2. Ilmu-ilmu sosial, yaitu sains sosial yang muncul
saat manusia belajar interaksi antar sesamaqnya, seperti sosiologi, ekonomi,
geografi, politik, dan psikologi.
3. Ilmu-ilmu kealaman, yaitu saat manusia belajar
fenomena alam, seperti kimia,fisika, antariksa, dan geologi.
4. Ilmu matematika dan sains komputer, yaitu ilmu
yang muncul saat manusia mengkuantisasi gejala sosial dan alam, seperti
komputer, logika, matematika, dan statistik.
5. Ilmu-ilmu profesi dan terapan, yaitu ilmu-ilmu
yang muncul saat manusia menggunakan kombinasi dua atau lebih keilmuan diatas untuk
memecakan problem yang dihadapinya, seperti pertanian, manajemen, arsitektur,
bisnis, hukum, dan pendidikan.
Setelah tadi dijelaskan bahwa awal ilustrasi
model kesatuan integrasi ilmu UIN Walisongo hanya berbentuk lingkaran-lingkaran
yang saling berkaitan, kemudian sekarang muncul gagasan bertransformasi bentuk
menjadi sebuah intan berlian. Gambar intan berlian di bawah ini mengilustrasikan
paradigma unity of science UIN Walisongo Semarang :

Gambar II.
Diamond paradigma unity of
science UIN Walisongo[15]
Ilustrasi gambar diatas menyatakan bahwa alumni UIN Walisongo dibekali
ilmu-ilmu yang menjadi fokus kajian mahasiswa yang kesemuanya disinari dan
dibimbing oleh wahyu Allah. Ilmu-ilmu yang dipelajari harus memenuhi tiga
syarat : (1). Ilmu itu mengantarkan pengkajinya semakin mengenal Tuhannya. (2).
Ilmu itu bermanfaat bagi keberlangsungan hidup manusia dan alam. (3). Ilmu itu
mampu mendorong berkembangnya ilmu-ilmu baru yang berbasis pada kearifan lokal
(local wisdom).[16]
Paradigma unity of science ini mengandung gagasan untuk
mendialogkan antara ilmu-ilmu rasional dan religious science dalam
sebuah sistem yang padu dan harmonis. Agama dan Ilmu memiliki keterkaitan satu
sama lain. Hubungan tersebut adalah konflik (bertentangan), independensi (masing-masing
berdiri sendiri), dialog (berkomunikasi) dan integrasi (menyatu dan besinergi).
Dalam konteks ini, dialog-integratif ini sesungguhnya yang ingin dikedepankan
oleh unity of science.[17]
Upaya mengimplementasikan unity of science, UIN Walisongo
menerapkan tiga model strategi : Humanisasi ilmu-ilmu keislaman, spiritualisasi
ilmu-ilmu modern, dan revitalisasi local wisdom.
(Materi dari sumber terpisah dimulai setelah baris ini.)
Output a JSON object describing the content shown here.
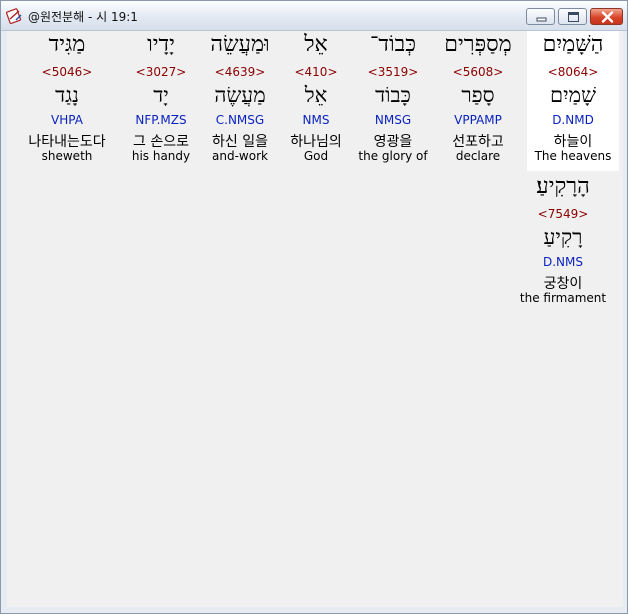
{
  "window": {
    "title": "@원전분해 - 시 19:1",
    "controls": {
      "minimize": "minimize-icon",
      "maximize": "maximize-icon",
      "close": "close-icon"
    }
  },
  "words": [
    {
      "hebrew": "הַשָּׁמַיִם",
      "strong": "<8064>",
      "lemma": "שָׁמַיִם",
      "parse": "D.NMD",
      "korean": "하늘이",
      "english": "The heavens"
    },
    {
      "hebrew": "מְסַפְּרִים",
      "strong": "<5608>",
      "lemma": "סָפַר",
      "parse": "VPPAMP",
      "korean": "선포하고",
      "english": "declare"
    },
    {
      "hebrew": "כְּבוֹד־",
      "strong": "<3519>",
      "lemma": "כָּבוֹד",
      "parse": "NMSG",
      "korean": "영광을",
      "english": "the glory of"
    },
    {
      "hebrew": "אֵל",
      "strong": "<410>",
      "lemma": "אֵל",
      "parse": "NMS",
      "korean": "하나님의",
      "english": "God"
    },
    {
      "hebrew": "וּמַעֲשֵׂה",
      "strong": "<4639>",
      "lemma": "מַעֲשֶׂה",
      "parse": "C.NMSG",
      "korean": "하신 일을",
      "english": "and-work"
    },
    {
      "hebrew": "יָדָיו",
      "strong": "<3027>",
      "lemma": "יָד",
      "parse": "NFP.MZS",
      "korean": "그 손으로",
      "english": "his handy"
    },
    {
      "hebrew": "מַגִּיד",
      "strong": "<5046>",
      "lemma": "נָגַד",
      "parse": "VHPA",
      "korean": "나타내는도다",
      "english": "sheweth"
    },
    {
      "hebrew": "הָרָקִיעַ׃",
      "strong": "<7549>",
      "lemma": "רָקִיעַ",
      "parse": "D.NMS",
      "korean": "궁창이",
      "english": "the firmament"
    }
  ]
}
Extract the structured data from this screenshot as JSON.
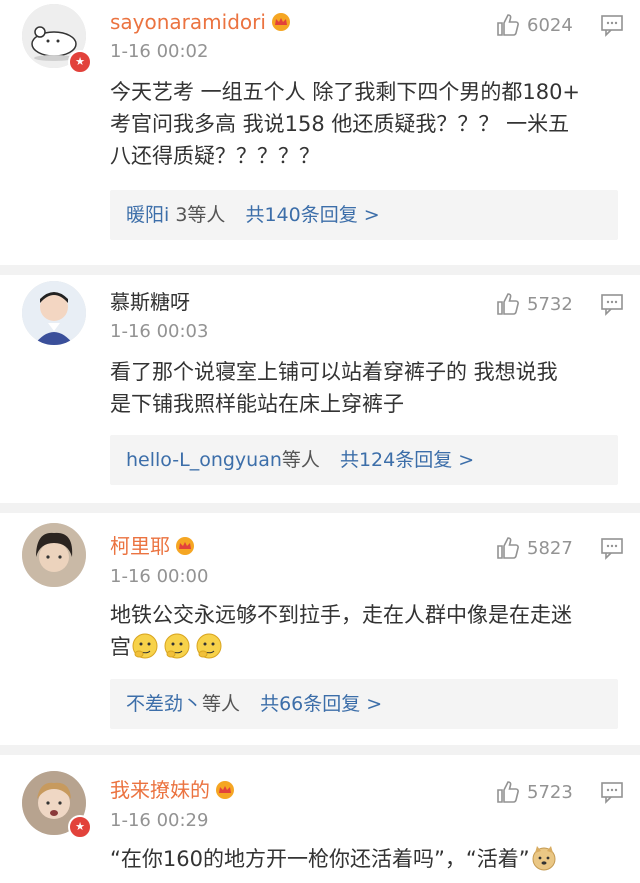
{
  "colors": {
    "accent_username": "#eb7340",
    "link_blue": "#3c6ea9",
    "muted": "#939393",
    "badge_red": "#e2423b"
  },
  "comments": [
    {
      "username": "sayonaramidori",
      "time": "1-16 00:02",
      "likes": "6024",
      "text_lines": [
        "今天艺考 一组五个人 除了我剩下四个男的都180+",
        "考官问我多高 我说158 他还质疑我？？？ 一米五",
        "八还得质疑？？？？？"
      ],
      "replies": {
        "names": "暖阳i",
        "suffix": "3等人",
        "total": "共140条回复 >"
      }
    },
    {
      "username": "慕斯糖呀",
      "time": "1-16 00:03",
      "likes": "5732",
      "text_lines": [
        "看了那个说寝室上铺可以站着穿裤子的 我想说我",
        "是下铺我照样能站在床上穿裤子"
      ],
      "replies": {
        "names": "hello-L_ongyuan",
        "suffix": "等人",
        "total": "共124条回复 >"
      }
    },
    {
      "username": "柯里耶",
      "time": "1-16 00:00",
      "likes": "5827",
      "text_lines": [
        "地铁公交永远够不到拉手，走在人群中像是在走迷",
        "宫"
      ],
      "replies": {
        "names": "不差劲丶",
        "suffix": "等人",
        "total": "共66条回复 >"
      }
    },
    {
      "username": "我来撩妹的",
      "time": "1-16 00:29",
      "likes": "5723",
      "text_lines": [
        "“在你160的地方开一枪你还活着吗”，“活着”"
      ]
    }
  ]
}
1. Strategi humanisasi ilmu-ilmu keislaman
Humanisasi
artinya memanusiakan manusia, menghilangkan kebendaan, ketergantungan,
kebencian dari manusia.[18]
Strategi humanisasi ilmu-ilmu keislaman mencakup segala upaya untuk memadukan
nilai universal Islam dengan ilmu pengetahuan modern guna peningkatan kualitas
hidup dan peradaban manusia. Humanisasi tidak lain membuat ilmu-ilmu agama itu
menjadi relevan dengan tantangan zaman pada sekarang.[19]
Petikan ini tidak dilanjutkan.